高校3年の地区予選のヒョロ君祭りを経て、改めて小学生編を読んでみてやっと思い至ったのですが、ヒョロ君はチームちはやふるに強く憧れ、自分もそのメンバーになりたかったのではないかと思いました。
(小学生編で太一や千早の代わりに自分が大会に参加しようとする描写があります。気づくの遅!)
自分も仲間として認めてほしい、視界に入りたいという気持ちが、ヒョロ君の「千早」という呼び方に表れていたのかなと思います。もしかしたら、千早が恐ろしさを緩和するためにクイーンを「詩暢ちゃん」と呼び始めたのと同じように、千早の才能に対して自分の苦しさを紛らわす意味合いもあったかもしれません。

そのような文脈で考えると、圧倒的な実力を持つ新、ずば抜けた才能を持つ千早と対比して、その両方を持たないとされている太一に対し、ヒョロ君がライバル意識と親近感を合わせ持つようになるのも理解できます。(いや、太一だって客観的に見て十分すごいんですが。高校に入ってから本格的にかるたをして1年半でA級に昇格、2年でA級上位に食い込んでいますし。)

ヒョロ君の立ち位置、性格的に自尊心が強いのに、実力がない、才能がない、後輩にも追い抜かれる、いつまで経ってもA級になれない、というのはものすごく辛いことですし、もっと卑屈になったり心が折れてかるたをやめてもしまってもおかしくない状況です。しかし、ヒョロ君は自分にできる方法を見つけて、北央チームの大黒柱として成長しました。

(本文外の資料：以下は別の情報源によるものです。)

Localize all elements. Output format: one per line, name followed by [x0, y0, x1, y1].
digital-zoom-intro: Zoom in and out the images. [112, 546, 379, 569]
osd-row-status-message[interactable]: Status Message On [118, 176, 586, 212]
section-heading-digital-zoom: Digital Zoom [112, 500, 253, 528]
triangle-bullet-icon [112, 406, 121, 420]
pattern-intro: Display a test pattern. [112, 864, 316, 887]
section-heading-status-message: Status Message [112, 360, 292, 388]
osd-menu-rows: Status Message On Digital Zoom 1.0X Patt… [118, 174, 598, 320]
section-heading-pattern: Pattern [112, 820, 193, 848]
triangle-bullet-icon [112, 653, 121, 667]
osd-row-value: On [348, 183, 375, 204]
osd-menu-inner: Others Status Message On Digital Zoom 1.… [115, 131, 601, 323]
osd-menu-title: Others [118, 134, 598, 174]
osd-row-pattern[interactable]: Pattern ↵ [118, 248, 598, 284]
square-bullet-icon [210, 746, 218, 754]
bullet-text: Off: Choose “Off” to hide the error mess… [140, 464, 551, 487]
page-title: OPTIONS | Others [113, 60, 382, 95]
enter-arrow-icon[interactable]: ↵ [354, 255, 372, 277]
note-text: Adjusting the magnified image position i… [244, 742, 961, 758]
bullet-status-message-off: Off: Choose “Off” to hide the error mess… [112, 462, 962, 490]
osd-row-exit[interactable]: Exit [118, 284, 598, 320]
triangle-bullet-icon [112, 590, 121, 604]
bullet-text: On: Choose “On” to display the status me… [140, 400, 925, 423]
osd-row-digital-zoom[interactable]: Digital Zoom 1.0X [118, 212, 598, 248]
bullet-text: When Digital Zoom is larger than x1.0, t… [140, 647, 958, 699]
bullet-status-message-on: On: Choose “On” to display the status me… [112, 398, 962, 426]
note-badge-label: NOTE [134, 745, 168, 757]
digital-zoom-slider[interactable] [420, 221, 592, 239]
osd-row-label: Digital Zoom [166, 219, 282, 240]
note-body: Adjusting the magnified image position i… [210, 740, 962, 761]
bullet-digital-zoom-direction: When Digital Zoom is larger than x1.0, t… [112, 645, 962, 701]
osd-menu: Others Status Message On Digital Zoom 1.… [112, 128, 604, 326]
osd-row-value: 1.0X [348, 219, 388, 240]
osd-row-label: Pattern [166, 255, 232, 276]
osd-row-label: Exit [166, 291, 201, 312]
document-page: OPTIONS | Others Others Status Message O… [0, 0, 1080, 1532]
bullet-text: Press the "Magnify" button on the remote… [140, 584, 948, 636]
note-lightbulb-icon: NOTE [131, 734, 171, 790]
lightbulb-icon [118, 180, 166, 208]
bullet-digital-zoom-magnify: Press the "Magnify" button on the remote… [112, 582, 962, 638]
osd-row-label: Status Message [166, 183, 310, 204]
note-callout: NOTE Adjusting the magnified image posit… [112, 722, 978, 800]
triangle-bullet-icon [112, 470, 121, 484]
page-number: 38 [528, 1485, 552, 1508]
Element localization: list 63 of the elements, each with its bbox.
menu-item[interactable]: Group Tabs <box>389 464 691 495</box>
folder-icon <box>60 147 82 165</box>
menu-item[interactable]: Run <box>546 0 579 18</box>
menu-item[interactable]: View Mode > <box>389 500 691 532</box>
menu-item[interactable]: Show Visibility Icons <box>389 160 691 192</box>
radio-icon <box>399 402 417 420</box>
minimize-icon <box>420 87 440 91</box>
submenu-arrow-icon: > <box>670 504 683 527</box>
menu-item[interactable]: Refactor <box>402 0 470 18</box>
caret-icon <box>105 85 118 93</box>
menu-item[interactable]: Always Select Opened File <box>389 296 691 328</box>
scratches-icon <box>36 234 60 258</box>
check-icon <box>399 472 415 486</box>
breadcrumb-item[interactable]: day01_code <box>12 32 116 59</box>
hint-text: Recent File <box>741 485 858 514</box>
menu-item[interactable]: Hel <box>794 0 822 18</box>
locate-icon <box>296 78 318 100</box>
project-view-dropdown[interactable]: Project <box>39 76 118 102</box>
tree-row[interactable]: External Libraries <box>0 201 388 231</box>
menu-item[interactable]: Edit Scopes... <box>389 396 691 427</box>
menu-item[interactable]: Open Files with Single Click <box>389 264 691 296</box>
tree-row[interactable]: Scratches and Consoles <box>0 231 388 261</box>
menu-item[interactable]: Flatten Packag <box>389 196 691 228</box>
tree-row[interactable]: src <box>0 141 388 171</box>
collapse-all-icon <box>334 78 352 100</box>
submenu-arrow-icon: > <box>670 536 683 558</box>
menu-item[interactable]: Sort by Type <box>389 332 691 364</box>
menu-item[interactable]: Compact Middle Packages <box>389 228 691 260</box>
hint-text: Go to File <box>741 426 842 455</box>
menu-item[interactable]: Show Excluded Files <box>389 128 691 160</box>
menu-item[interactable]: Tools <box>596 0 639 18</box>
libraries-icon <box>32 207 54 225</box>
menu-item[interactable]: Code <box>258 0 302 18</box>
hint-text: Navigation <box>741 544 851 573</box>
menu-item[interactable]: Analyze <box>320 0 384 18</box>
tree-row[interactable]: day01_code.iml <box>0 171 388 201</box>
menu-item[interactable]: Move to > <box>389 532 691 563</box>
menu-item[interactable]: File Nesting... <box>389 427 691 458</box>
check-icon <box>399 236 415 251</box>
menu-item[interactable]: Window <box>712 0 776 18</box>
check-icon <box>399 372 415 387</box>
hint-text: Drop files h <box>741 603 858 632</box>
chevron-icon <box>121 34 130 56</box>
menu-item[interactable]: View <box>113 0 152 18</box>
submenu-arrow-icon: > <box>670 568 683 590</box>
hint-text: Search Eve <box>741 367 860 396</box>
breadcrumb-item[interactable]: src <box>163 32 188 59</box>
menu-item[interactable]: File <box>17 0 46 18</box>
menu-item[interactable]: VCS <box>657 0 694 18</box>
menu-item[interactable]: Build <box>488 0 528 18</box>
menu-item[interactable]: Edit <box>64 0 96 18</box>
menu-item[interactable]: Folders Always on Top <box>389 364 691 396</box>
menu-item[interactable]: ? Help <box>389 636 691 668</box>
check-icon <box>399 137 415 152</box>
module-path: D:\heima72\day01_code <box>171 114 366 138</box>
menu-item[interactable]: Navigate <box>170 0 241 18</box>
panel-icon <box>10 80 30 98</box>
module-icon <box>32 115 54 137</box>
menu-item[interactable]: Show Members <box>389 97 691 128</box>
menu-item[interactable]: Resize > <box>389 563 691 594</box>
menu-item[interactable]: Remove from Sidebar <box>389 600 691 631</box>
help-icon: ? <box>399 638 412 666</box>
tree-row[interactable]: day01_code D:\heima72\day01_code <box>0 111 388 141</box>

「自分より強いやつしかお前はみてねえんだ」は、千早のあり方をヒョロ君目線(および太一目線もかな?)で見たとき、「おまえはずっと・・・強くて孤独なやつのそばにいてやろうとしてたんだもんな」は、千早目線で見たときなんですね。チームちはやふるになりたくてもなれなかった、でもずっと傍から見ていたという絶妙な距離感のヒョロ君だからこそ言えたセリフなのかなと思います。また、千早目線の言葉をかけてあげられるほどに、ヒョロ君は自身のチーム作りを通じて存在意義を確立し、辛い気持ちを昇華できるところにまでたどり着いたというところなのかもしれません。